DRIEBES, EN LA BODA DEL REY ALFONSO

 

DRIEBES, EN LA BODA DEL REY ALFONSO

El vecino de Driebes, Eugenio Domínguez Bachiller, fue uno de los heridos en el atentado el día de la boda de Alfonso XIII

 

   Entre los dichos que acompañan la vida de nuestros pueblos, muchos de ellos recogidos por el folclorista Gabriel María de Vergara, uno de ellos, haciendo relación a Driebes, dice que: “Si vas a Driebes, pan para el camino lleves”; dicho que tiene numerosas acepciones, entre otras: “Si vas a Driebes, pan lleves y cama en qué dormir, si no, no has de ir”.

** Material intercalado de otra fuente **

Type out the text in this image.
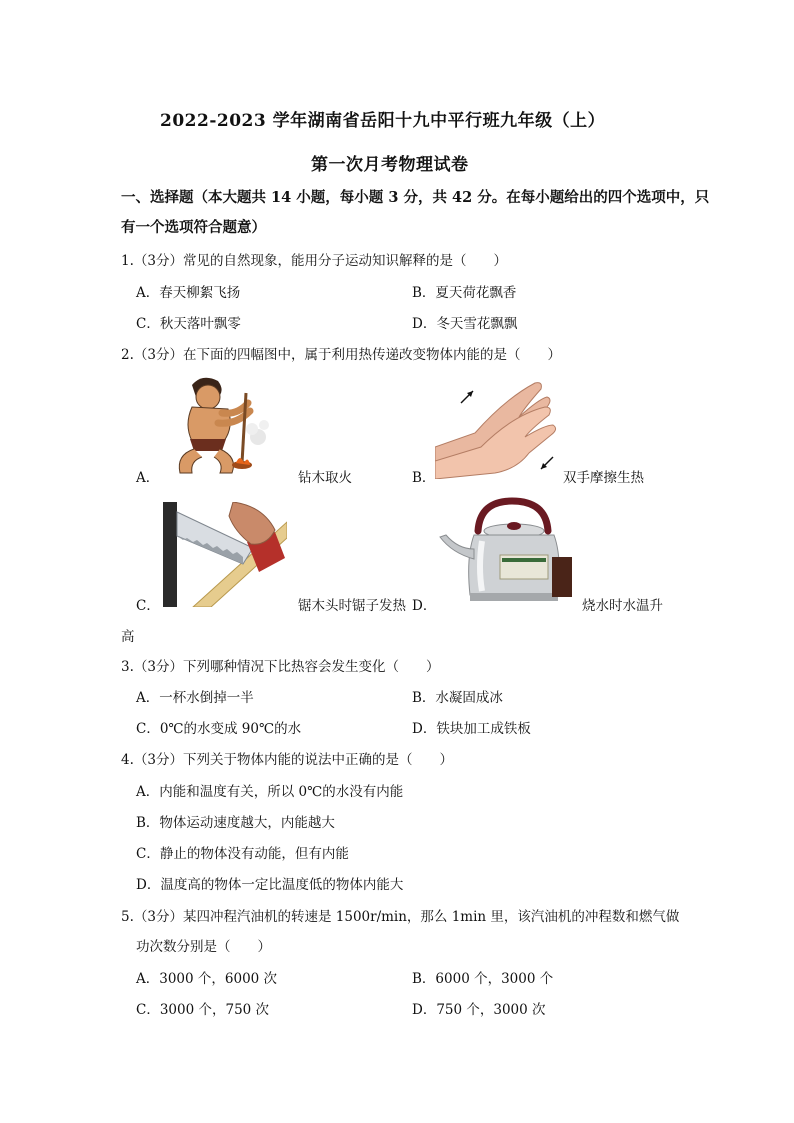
2022-2023 学年湖南省岳阳十九中平行班九年级（上）
第一次月考物理试卷
一、选择题（本大题共 14 小题，每小题 3 分，共 42 分。在每小题给出的四个选项中，只
有一个选项符合题意）
1.（3分）常见的自然现象，能用分子运动知识解释的是（　　）
A．春天柳絮飞扬	B．夏天荷花飘香
C．秋天落叶飘零	D．冬天雪花飘飘
2.（3分）在下面的四幅图中，属于利用热传递改变物体内能的是（　　）
A．	钻木取火	B．	双手摩擦生热
C．	锯木头时锯子发热 D．	烧水时水温升
高
3.（3分）下列哪种情况下比热容会发生变化（　　）
A．一杯水倒掉一半	B．水凝固成冰
C．0℃的水变成 90℃的水	D．铁块加工成铁板
4.（3分）下列关于物体内能的说法中正确的是（　　）
A．内能和温度有关，所以 0℃的水没有内能
B．物体运动速度越大，内能越大
C．静止的物体没有动能，但有内能
D．温度高的物体一定比温度低的物体内能大
5.（3分）某四冲程汽油机的转速是 1500r/min，那么 1min 里，该汽油机的冲程数和燃气做
功次数分别是（　　）
A．3000 个，6000 次	B．6000 个，3000 个
C．3000 个，750 次	D．750 个，3000 次
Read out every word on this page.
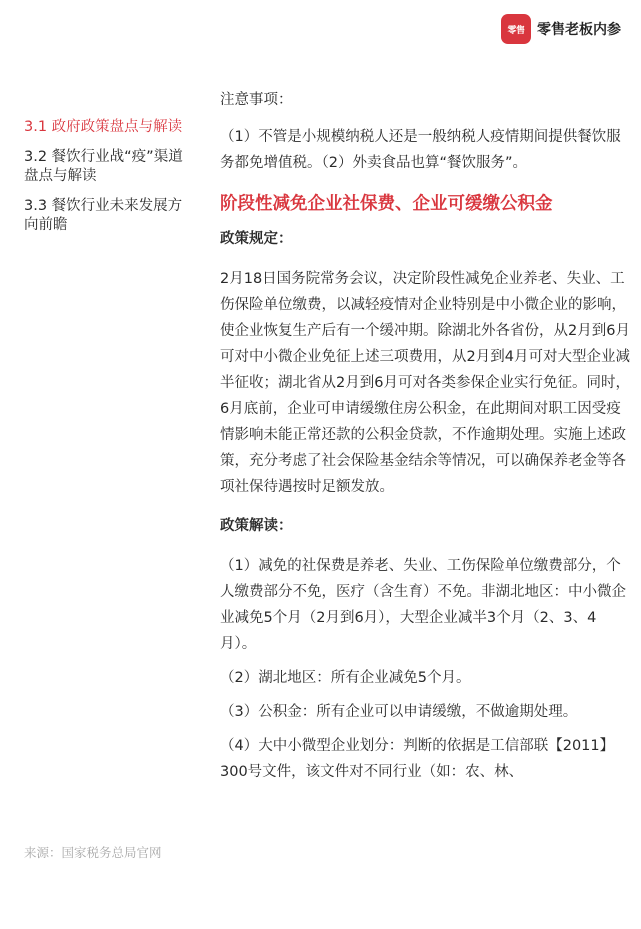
零售 零售老板内参
3.1 政府政策盘点与解读
3.2 餐饮行业战“疫”渠道盘点与解读
3.3 餐饮行业未来发展方向前瞻
来源：国家税务总局官网

注意事项：

（1）不管是小规模纳税人还是一般纳税人疫情期间提供餐饮服务都免增值税。（2）外卖食品也算“餐饮服务”。

阶段性减免企业社保费、企业可缓缴公积金

政策规定：

2月18日国务院常务会议，决定阶段性减免企业养老、失业、工伤保险单位缴费，以减轻疫情对企业特别是中小微企业的影响，使企业恢复生产后有一个缓冲期。除湖北外各省份，从2月到6月可对中小微企业免征上述三项费用，从2月到4月可对大型企业减半征收；湖北省从2月到6月可对各类参保企业实行免征。同时，6月底前，企业可申请缓缴住房公积金，在此期间对职工因受疫情影响未能正常还款的公积金贷款，不作逾期处理。实施上述政策，充分考虑了社会保险基金结余等情况，可以确保养老金等各项社保待遇按时足额发放。

政策解读：

（1）减免的社保费是养老、失业、工伤保险单位缴费部分，个人缴费部分不免，医疗（含生育）不免。非湖北地区：中小微企业减免5个月（2月到6月），大型企业减半3个月（2、3、4月）。

（2）湖北地区：所有企业减免5个月。

（3）公积金：所有企业可以申请缓缴，不做逾期处理。

（4）大中小微型企业划分：判断的依据是工信部联【2011】300号文件，该文件对不同行业（如：农、林、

   El porqué del dicho es algo que se pierde en la costumbre del tiempo, y de los vecinos de los lugares próximos que, sin duda, lo añadieron a la población. Siendo como fue la tierra de Driebes de mucho y buena cosecha del cereal en cuestión, como lo fue de esparto y cáñamo. Por esta tierra y su vecina de Leganiel se produjeron grandes cantidades de piezas en las que el esparto fue eje principal, y por estas tierras adquirió la Real Hacienda, por tiempo inmemorial, los serones y útiles de esparto que se emplearon en las reales salinas de Imón y de La Olmeda.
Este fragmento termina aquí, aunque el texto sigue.